Costa Rica is, therefore, a land agriculturally important and varied in climate, soil and altitude. All about at Port Limón is a Costa Rica green and hot and flat, but back from the sea are hills, long, green hills, and in the interior mountains and deep valleys, mountains of rock and earth, upturned by volcanic action, perhaps, but not volcanic in the sense that the predominating note is the sharp, thin peak of the volcanic cone. Real volcanic peaks are there, too, and indeed they will be the dominating factor of landscape after we reach the summit of the mountain range, but they are not the mountain range itself. Costa Rica is like the temperate countries in its mountains, while it is like the tropics in the endless green that covers those mountains.
Like all the countries of Central America, Costa Rica has a broad plain on the Atlantic or Caribbean side, a gradual rise to the table-land in the centre of the cordillera (where it is from 3,000 to 4,000 feet above the sea) and a sharp descent to a narrow plain on the Pacific shore. On the Caribbean coast the soil is the sand and mould of innumerable generations of tropical forest, on the table-land it is soft red clayey loam of much richness--the "red earth" of agricultural wealth --and on the Pacific a black volcanic sand tingeing even the beaches of the ocean furnishes the rich, porous sponge of volcanic silt.
From Port Limón the journey is only 104 miles up the mountainside to San José, the capital,--but it takes all day! It always takes all day to make a journey in the tropics. What with the wisdom of men who have learned that although hurry may get us along faster, it will not take us so far; what with the natural difficulties of keeping a railroad in record-making repair when during six months of the year the daily rain comes down with approximately the gentleness of a fire-hose; and what with the fact that there is no need to hurry.
Seated in the train, however, we find the world full of interesting things. The Costa Ricans (of whom there are, as noted, a few in Port Limón) come to the train to bid farewell to the two or three who are going to San José. The negro youth who took charge of our baggage wanders serenely in, an hour after all his work is done, to collect his fees, after which he sits down in the seat behind us, rolls himself out luxuriously and engages us in cordial persiflage until the train departs.
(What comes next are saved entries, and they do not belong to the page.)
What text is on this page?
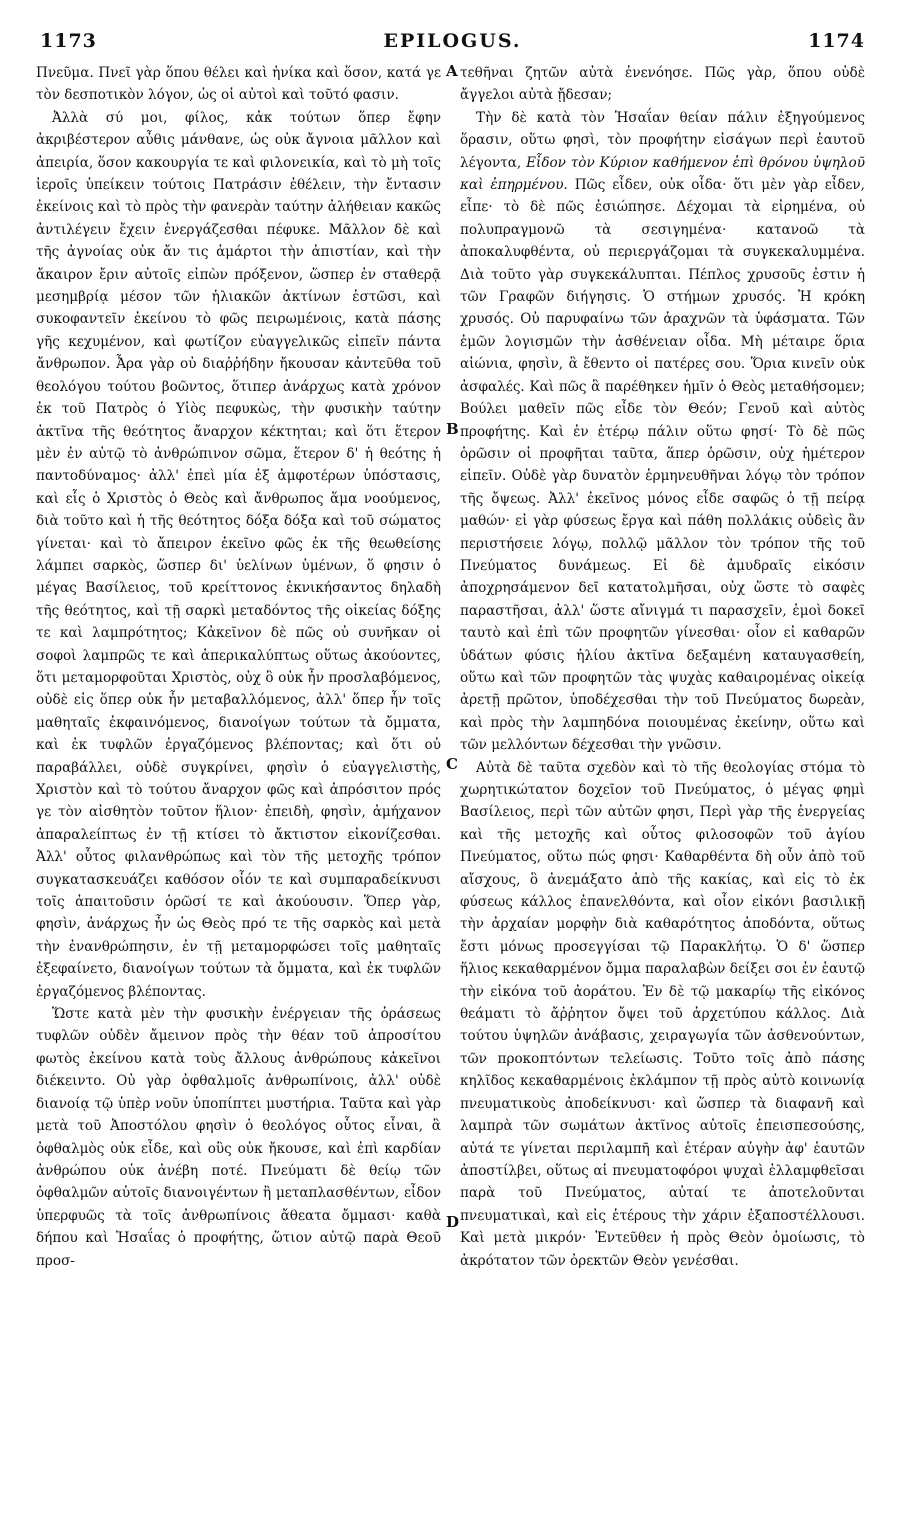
1173	EPILOGUS.	1174

Πνεῦμα. Πνεῖ γὰρ ὅπου θέλει καὶ ἡνίκα καὶ ὅσον, κατά γε τὸν δεσποτικὸν λόγον, ὡς οἱ αὐτοὶ καὶ τοῦτό φασιν.

Ἀλλὰ σύ μοι, φίλος, κἀκ τούτων ὅπερ ἔφην ἀκριβέστερον αὖθις μάνθανε, ὡς οὐκ ἄγνοια μᾶλλον καὶ ἀπειρία, ὅσον κακουργία τε καὶ φιλονεικία, καὶ τὸ μὴ τοῖς ἱεροῖς ὑπείκειν τούτοις Πατράσιν ἐθέλειν, τὴν ἔντασιν ἐκείνοις καὶ τὸ πρὸς τὴν φανερὰν ταύτην ἀλήθειαν κακῶς ἀντιλέγειν ἔχειν ἐνεργάζεσθαι πέφυκε. Μᾶλλον δὲ καὶ τῆς ἀγνοίας οὐκ ἄν τις ἁμάρτοι τὴν ἀπιστίαν, καὶ τὴν ἄκαιρον ἔριν αὐτοῖς εἰπὼν πρόξενον, ὥσπερ ἐν σταθερᾷ μεσημβρίᾳ μέσον τῶν ἡλιακῶν ἀκτίνων ἑστῶσι, καὶ συκοφαντεῖν ἐκείνου τὸ φῶς πειρωμένοις, κατὰ πάσης γῆς κεχυμένον, καὶ φωτίζον εὐαγγελικῶς εἰπεῖν πάντα ἄνθρωπον. Ἆρα γὰρ οὐ διαῤῥήδην ἤκουσαν κἀντεῦθα τοῦ θεολόγου τούτου βοῶντος, ὅτιπερ ἀνάρχως κατὰ χρόνον ἐκ τοῦ Πατρὸς ὁ Υἱὸς πεφυκὼς, τὴν φυσικὴν ταύτην ἀκτῖνα τῆς θεότητος ἄναρχον κέκτηται; καὶ ὅτι ἕτερον μὲν ἐν αὐτῷ τὸ ἀνθρώπινον σῶμα, ἕτερον δ' ἡ θεότης ἡ παντοδύναμος· ἀλλ' ἐπεὶ μία ἐξ ἀμφοτέρων ὑπόστασις, καὶ εἷς ὁ Χριστὸς ὁ Θεὸς καὶ ἄνθρωπος ἅμα νοούμενος, διὰ τοῦτο καὶ ἡ τῆς θεότητος δόξα δόξα καὶ τοῦ σώματος γίνεται· καὶ τὸ ἄπειρον ἐκεῖνο φῶς ἐκ τῆς θεωθείσης λάμπει σαρκὸς, ὥσπερ δι' ὑελίνων ὑμένων, ὅ φησιν ὁ μέγας Βασίλειος, τοῦ κρείττονος ἐκνικήσαντος δηλαδὴ τῆς θεότητος, καὶ τῇ σαρκὶ μεταδόντος τῆς οἰκείας δόξης τε καὶ λαμπρότητος; Κἀκεῖνον δὲ πῶς οὐ συνῆκαν οἱ σοφοὶ λαμπρῶς τε καὶ ἀπερικαλύπτως οὕτως ἀκούοντες, ὅτι μεταμορφοῦται Χριστὸς, οὐχ ὃ οὐκ ἦν προσλαβόμενος, οὐδὲ εἰς ὅπερ οὐκ ἦν μεταβαλλόμενος, ἀλλ' ὅπερ ἦν τοῖς μαθηταῖς ἐκφαινόμενος, διανοίγων τούτων τὰ ὄμματα, καὶ ἐκ τυφλῶν ἐργαζόμενος βλέποντας; καὶ ὅτι οὐ παραβάλλει, οὐδὲ συγκρίνει, φησὶν ὁ εὐαγγελιστὴς, Χριστὸν καὶ τὸ τούτου ἄναρχον φῶς καὶ ἀπρόσιτον πρός γε τὸν αἰσθητὸν τοῦτον ἥλιον· ἐπειδὴ, φησὶν, ἀμήχανον ἀπαραλείπτως ἐν τῇ κτίσει τὸ ἄκτιστον εἰκονίζεσθαι. Ἀλλ' οὗτος φιλανθρώπως καὶ τὸν τῆς μετοχῆς τρόπον συγκατασκευάζει καθόσον οἷόν τε καὶ συμπαραδείκνυσι τοῖς ἀπαιτοῦσιν ὁρῶσί τε καὶ ἀκούουσιν. Ὅπερ γὰρ, φησὶν, ἀνάρχως ἦν ὡς Θεὸς πρό τε τῆς σαρκὸς καὶ μετὰ τὴν ἐνανθρώπησιν, ἐν τῇ μεταμορφώσει τοῖς μαθηταῖς ἐξεφαίνετο, διανοίγων τούτων τὰ ὄμματα, καὶ ἐκ τυφλῶν ἐργαζόμενος βλέποντας.

Ὥστε κατὰ μὲν τὴν φυσικὴν ἐνέργειαν τῆς ὁράσεως τυφλῶν οὐδὲν ἄμεινον πρὸς τὴν θέαν τοῦ ἀπροσίτου φωτὸς ἐκείνου κατὰ τοὺς ἄλλους ἀνθρώπους κἀκεῖνοι διέκειντο. Οὐ γὰρ ὀφθαλμοῖς ἀνθρωπίνοις, ἀλλ' οὐδὲ διανοίᾳ τῷ ὑπὲρ νοῦν ὑποπίπτει μυστήρια. Ταῦτα καὶ γὰρ μετὰ τοῦ Ἀποστόλου φησὶν ὁ θεολόγος οὗτος εἶναι, ἃ ὀφθαλμὸς οὐκ εἶδε, καὶ οὓς οὐκ ἤκουσε, καὶ ἐπὶ καρδίαν ἀνθρώπου οὐκ ἀνέβη ποτέ. Πνεύματι δὲ θείῳ τῶν ὀφθαλμῶν αὐτοῖς διανοιγέντων ἢ μεταπλασθέντων, εἶδον ὑπερφυῶς τὰ τοῖς ἀνθρωπίνοις ἄθεατα ὄμμασι· καθὰ δήπου καὶ Ἡσαΐας ὁ προφήτης, ὥτιον αὐτῷ παρὰ Θεοῦ προσ-

τεθῆναι ζητῶν αὐτὰ ἐνενόησε. Πῶς γὰρ, ὅπου οὐδὲ ἄγγελοι αὐτὰ ᾔδεσαν;

Τὴν δὲ κατὰ τὸν Ἡσαΐαν θείαν πάλιν ἐξηγούμενος ὅρασιν, οὕτω φησὶ, τὸν προφήτην εἰσάγων περὶ ἑαυτοῦ λέγοντα, Εἶδον τὸν Κύριον καθήμενον ἐπὶ θρόνου ὑψηλοῦ καὶ ἐπηρμένου. Πῶς εἶδεν, οὐκ οἶδα· ὅτι μὲν γὰρ εἶδεν, εἶπε· τὸ δὲ πῶς ἐσιώπησε. Δέχομαι τὰ εἰρημένα, οὐ πολυπραγμονῶ τὰ σεσιγημένα· κατανοῶ τὰ ἀποκαλυφθέντα, οὐ περιεργάζομαι τὰ συγκεκαλυμμένα. Διὰ τοῦτο γὰρ συγκεκάλυπται. Πέπλος χρυσοῦς ἐστιν ἡ τῶν Γραφῶν διήγησις. Ὁ στήμων χρυσός. Ἡ κρόκη χρυσός. Οὐ παρυφαίνω τῶν ἀραχνῶν τὰ ὑφάσματα. Τῶν ἐμῶν λογισμῶν τὴν ἀσθένειαν οἶδα. Μὴ μέταιρε ὅρια αἰώνια, φησὶν, ἃ ἔθεντο οἱ πατέρες σου. Ὅρια κινεῖν οὐκ ἀσφαλές. Καὶ πῶς ἃ παρέθηκεν ἡμῖν ὁ Θεὸς μεταθήσομεν; Βούλει μαθεῖν πῶς εἶδε τὸν Θεόν; Γενοῦ καὶ αὐτὸς προφήτης. Καὶ ἐν ἑτέρῳ πάλιν οὕτω φησί· Τὸ δὲ πῶς ὁρῶσιν οἱ προφῆται ταῦτα, ἅπερ ὁρῶσιν, οὐχ ἡμέτερον εἰπεῖν. Οὐδὲ γὰρ δυνατὸν ἑρμηνευθῆναι λόγῳ τὸν τρόπον τῆς ὄψεως. Ἀλλ' ἐκεῖνος μόνος εἶδε σαφῶς ὁ τῇ πείρᾳ μαθών· εἰ γὰρ φύσεως ἔργα καὶ πάθη πολλάκις οὐδεὶς ἂν περιστήσειε λόγῳ, πολλῷ μᾶλλον τὸν τρόπον τῆς τοῦ Πνεύματος δυνάμεως. Εἰ δὲ ἀμυδραῖς εἰκόσιν ἀποχρησάμενον δεῖ κατατολμῆσαι, οὐχ ὥστε τὸ σαφὲς παραστῆσαι, ἀλλ' ὥστε αἴνιγμά τι παρασχεῖν, ἐμοὶ δοκεῖ ταυτὸ καὶ ἐπὶ τῶν προφητῶν γίνεσθαι· οἷον εἰ καθαρῶν ὑδάτων φύσις ἡλίου ἀκτῖνα δεξαμένη καταυγασθείη, οὕτω καὶ τῶν προφητῶν τὰς ψυχὰς καθαιρομένας οἰκείᾳ ἀρετῇ πρῶτον, ὑποδέχεσθαι τὴν τοῦ Πνεύματος δωρεὰν, καὶ πρὸς τὴν λαμπηδόνα ποιουμένας ἐκείνην, οὕτω καὶ τῶν μελλόντων δέχεσθαι τὴν γνῶσιν.

Αὐτὰ δὲ ταῦτα σχεδὸν καὶ τὸ τῆς θεολογίας στόμα τὸ χωρητικώτατον δοχεῖον τοῦ Πνεύματος, ὁ μέγας φημὶ Βασίλειος, περὶ τῶν αὐτῶν φησι, Περὶ γὰρ τῆς ἐνεργείας καὶ τῆς μετοχῆς καὶ οὗτος φιλοσοφῶν τοῦ ἁγίου Πνεύματος, οὕτω πώς φησι· Καθαρθέντα δὴ οὖν ἀπὸ τοῦ αἴσχους, ὃ ἀνεμάξατο ἀπὸ τῆς κακίας, καὶ εἰς τὸ ἐκ φύσεως κάλλος ἐπανελθόντα, καὶ οἷον εἰκόνι βασιλικῇ τὴν ἀρχαίαν μορφὴν διὰ καθαρότητος ἀποδόντα, οὕτως ἔστι μόνως προσεγγίσαι τῷ Παρακλήτῳ. Ὁ δ' ὥσπερ ἥλιος κεκαθαρμένον ὄμμα παραλαβὼν δείξει σοι ἐν ἑαυτῷ τὴν εἰκόνα τοῦ ἀοράτου. Ἐν δὲ τῷ μακαρίῳ τῆς εἰκόνος θεάματι τὸ ἄῤῥητον ὄψει τοῦ ἀρχετύπου κάλλος. Διὰ τούτου ὑψηλῶν ἀνάβασις, χειραγωγία τῶν ἀσθενούντων, τῶν προκοπτόντων τελείωσις. Τοῦτο τοῖς ἀπὸ πάσης κηλῖδος κεκαθαρμένοις ἐκλάμπον τῇ πρὸς αὐτὸ κοινωνίᾳ πνευματικοὺς ἀποδείκνυσι· καὶ ὥσπερ τὰ διαφανῆ καὶ λαμπρὰ τῶν σωμάτων ἀκτῖνος αὐτοῖς ἐπεισπεσούσης, αὐτά τε γίνεται περιλαμπῆ καὶ ἑτέραν αὐγὴν ἀφ' ἑαυτῶν ἀποστίλβει, οὕτως αἱ πνευματοφόροι ψυχαὶ ἐλλαμφθεῖσαι παρὰ τοῦ Πνεύματος, αὐταί τε ἀποτελοῦνται πνευματικαὶ, καὶ εἰς ἑτέρους τὴν χάριν ἐξαποστέλλουσι. Καὶ μετὰ μικρόν· Ἐντεῦθεν ἡ πρὸς Θεὸν ὁμοίωσις, τὸ ἀκρότατον τῶν ὀρεκτῶν Θεὸν γενέσθαι.

A
B
C
D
At last it does depart, on one of the various standard times that operate in Port Limón (Canal Zone time, Fruit Company time, Railroad time, San José time, etc.). It takes its way out along the edge of the sea, a beach lined with cocoanuts and banana trees, as we see it on our right, and on our left, a murmuring, beautiful, tropical river, running parallel to the ocean, and edging the banana and cocoanut groves. Then forests and banana lands and negroes; negroes individually, in gangs, in huts on stilts, in villages on stilts,--everywhere. And not one Costa Rican of any shade or color.
The black belt and the banana belt climb together, first across the low coastal plain, the bananas broken by cocoanut groves now and then, later by cacao plantations, with the brown chocolate beans drying in frames in front of the huts amid the flowers the negroes have planted there. Next the banana groves are broken with broader fields of beans and potatoes and maize patches on the hillsides, and last, far in the hills, by the first coffee plantations. But the black belt never breaks; not once, all the long day's ride, till we reach Cartago, the ancient capital, an hour out of San José, in the highlands. And there, at Cartago, the black belt does end, suddenly and finally.
The ride is beautiful, radiant in every conceivable way, in the wealth of tropical forest, first, then in views of the river tumbling over its rocks just below the railway grade, again in the vistas of this same river in a deeper valley and at last in higher hills, with longer distances and slightly more rugged valleys.